Pelo que podemos perceber, quando pesquisamos sobre esse assunto, a coisa é muito mais complexa que imaginávamos, pois existem duas correntes diametralmente opostas. Uma delas é cética não aceita tal peça como verdadeira, a outra, obviamente, compostas
de fiéis da igreja católica, mãos postas ao alto, afirmam que o Sudário é mesmo o lençol que foi usado para envolver o corpo de Jesus, que por um ato “milagroso” reflete a imagem do crucificado. O leitor, já deve ter percebido qual linha segue o autor do texto em análise.
No
texto o autor usando, em algumas partes, de uma linguagem cientificista quer levar o leitor a crer naquilo que fala para justificar o fenômeno: um corpo físico transformado em luz!? Quando a ciência terrena provou que um corpo físico pode ser transformado em luz? Quando a ciência demonstrou que isso é mais potente que a explosão de uma bomba atômica? Quando a ciência conseguiu estabelecer que um milionésimo de segundo a mais, que os três milionésimos de segundos ocorridos durante a “transformação”, o lençol seria volatizado pela luz?
E,
finalmente, quando a ciência provou que a impressão por pirogênese sobrenatural ocorreu no Sudário?
Lembramo-nos
aqui do filósofo Espinosa que, em relação aos milagres, disse dos crentes:
[...] O vulgo, com efeito, pensa que a providência e o poder de Deus nunca se manifestam tão claramente como quando parece acontecer algo de insólito e contrário à opinião que habitualmente faz da natureza, em especial se resultar em seu proveito ou vantagem. [...]
[...] isso agradou de tal maneira aos homens que, até hoje, ainda não pararam de inventar milagres para fazer crer que Deus os ama a eles mais do que aos outros e que são a causa final que levou Deus a criar e a reger continuamente todas as coisas.
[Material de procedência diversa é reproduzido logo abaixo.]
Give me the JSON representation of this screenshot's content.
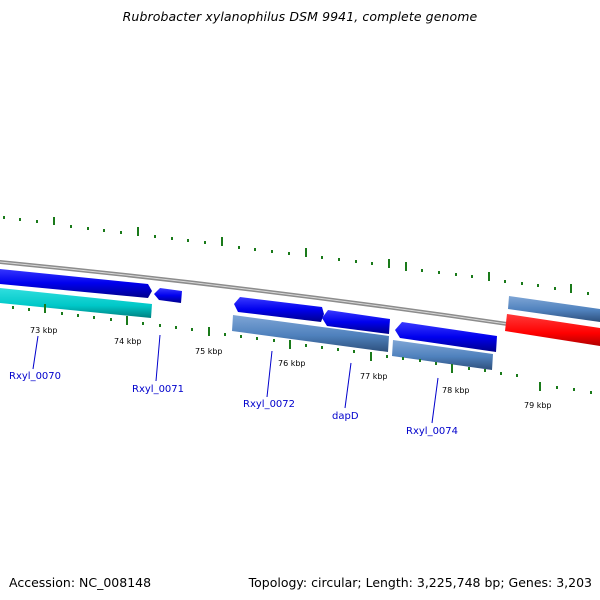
{
  "title": "Rubrobacter xylanophilus DSM 9941, complete genome",
  "footer": {
    "accession": "Accession: NC_008148",
    "stats": "Topology: circular; Length: 3,225,748 bp; Genes: 3,203"
  },
  "tick_labels": [
    "73 kbp",
    "74 kbp",
    "75 kbp",
    "76 kbp",
    "77 kbp",
    "78 kbp",
    "79 kbp"
  ],
  "gene_labels": [
    "Rxyl_0070",
    "Rxyl_0071",
    "Rxyl_0072",
    "dapD",
    "Rxyl_0074"
  ],
  "colors": {
    "cds": "#0000ee",
    "cds_dark": "#00008b",
    "gene_plus": "#00cccc",
    "gene_minus": "#4f81bd",
    "rrna": "#ff0000",
    "backbone": "#8c8c8c",
    "tick": "#1a7a1a",
    "label": "#0000cc"
  }
}
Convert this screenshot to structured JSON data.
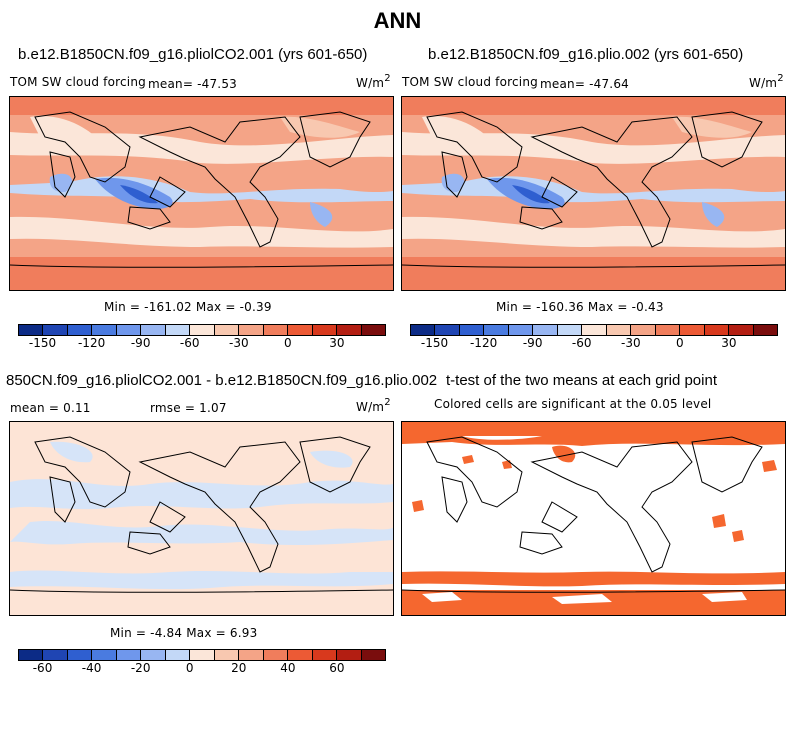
{
  "figure_title": "ANN",
  "panels": {
    "top_left": {
      "title": "b.e12.B1850CN.f09_g16.pliolCO2.001 (yrs 601-650)",
      "variable": "TOM SW cloud forcing",
      "mean": "mean= -47.53",
      "units": "W/m",
      "units_sup": "2",
      "minmax": "Min = -161.02 Max =  -0.39"
    },
    "top_right": {
      "title": "b.e12.B1850CN.f09_g16.plio.002 (yrs 601-650)",
      "variable": "TOM SW cloud forcing",
      "mean": "mean= -47.64",
      "units": "W/m",
      "units_sup": "2",
      "minmax": "Min = -160.36 Max =  -0.43"
    },
    "bottom_left": {
      "title": "850CN.f09_g16.pliolCO2.001 - b.e12.B1850CN.f09_g16.plio.002",
      "mean": "mean =   0.11",
      "rmse": "rmse =   1.07",
      "units": "W/m",
      "units_sup": "2",
      "minmax": "Min =  -4.84 Max =   6.93"
    },
    "bottom_right": {
      "title": "t-test of the two means at each grid point",
      "subtitle": "Colored cells are significant at the 0.05 level"
    }
  },
  "colorbars": {
    "field": {
      "colors": [
        "#0c2b86",
        "#1f45b3",
        "#2f5fd0",
        "#4a7be0",
        "#6f97ec",
        "#98b6f2",
        "#c3d8f7",
        "#fbe6d9",
        "#f8c8b0",
        "#f4a487",
        "#f07d5c",
        "#ec5a35",
        "#d8391d",
        "#b31e12",
        "#7a0d0d"
      ],
      "ticks": [
        "-150",
        "-120",
        "-90",
        "-60",
        "-30",
        "0",
        "30"
      ]
    },
    "diff": {
      "colors": [
        "#0c2b86",
        "#1f45b3",
        "#2f5fd0",
        "#4a7be0",
        "#6f97ec",
        "#98b6f2",
        "#c3d8f7",
        "#fbe6d9",
        "#f8c8b0",
        "#f4a487",
        "#f07d5c",
        "#ec5a35",
        "#d8391d",
        "#b31e12",
        "#7a0d0d"
      ],
      "ticks": [
        "-60",
        "-40",
        "-20",
        "0",
        "20",
        "40",
        "60"
      ]
    }
  },
  "palette": {
    "strong_neg": "#fa6a3c",
    "weak_neg": "#fbd6c4",
    "positive": "#c8dbf6",
    "strong_pos": "#5a84e6",
    "sig": "#f5672f",
    "pale": "#fde4d6",
    "pale_blue": "#d6e4f8"
  }
}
De quanta presunção se arroga a insensatez do vulgo, que não tem Deus nem da natureza um só conceito que seja correto, que confunde as volições de Deus com a dos homens e que, ainda por cima, imagina a natureza de tal modo limitada que acredita ser o homem a sua parte principal! (ESPINOSA, 2003, pp.
95-96).
E, em relação ao fato em si, afirmou:
Se, por conseguinte, acontecesse na natureza algo que repugnasse às suas leis universais, repugnaria,
necessariamente e igualmente, ao decreto, ao entendimento e à natureza de Deus; por outro lado, se admitíssemos que Deus faz alguma coisa contrária às leis da natureza, seríamos também obrigados a admitir que Deus age em contradição com a sua própria natureza, o que é um absurdo.
[...] Nem sequer há nenhuma razão válida para atribuirmos à natureza uma potência e uma virtude limitadas e concluirmos que as suas leis se aplicam unicamente a certas coisas e não a todas. Porque se a virtude e a potência da natureza são a própria virtude e potência divinas, se as leis e regras da natureza são os próprios decretos de Deus, então somos obrigados a admitir que a potência da natureza é infinita e que as suas leis são tão amplas que se estendem a tudo o que é concebido pelo entendimento divino. De outro modo, teríamos de admitir que Deus criou uma natureza de tal maneira impotente e que as suas leis e regras são tão ineficazes que se vê freqüentemente obrigado a vir de novo em seu auxílio se quer que ela se conserve e que as coisas se passem conforme deseja. Mas isso, presumo, não faz sentido. (ESPINOSA, 2003, pp. 97-98).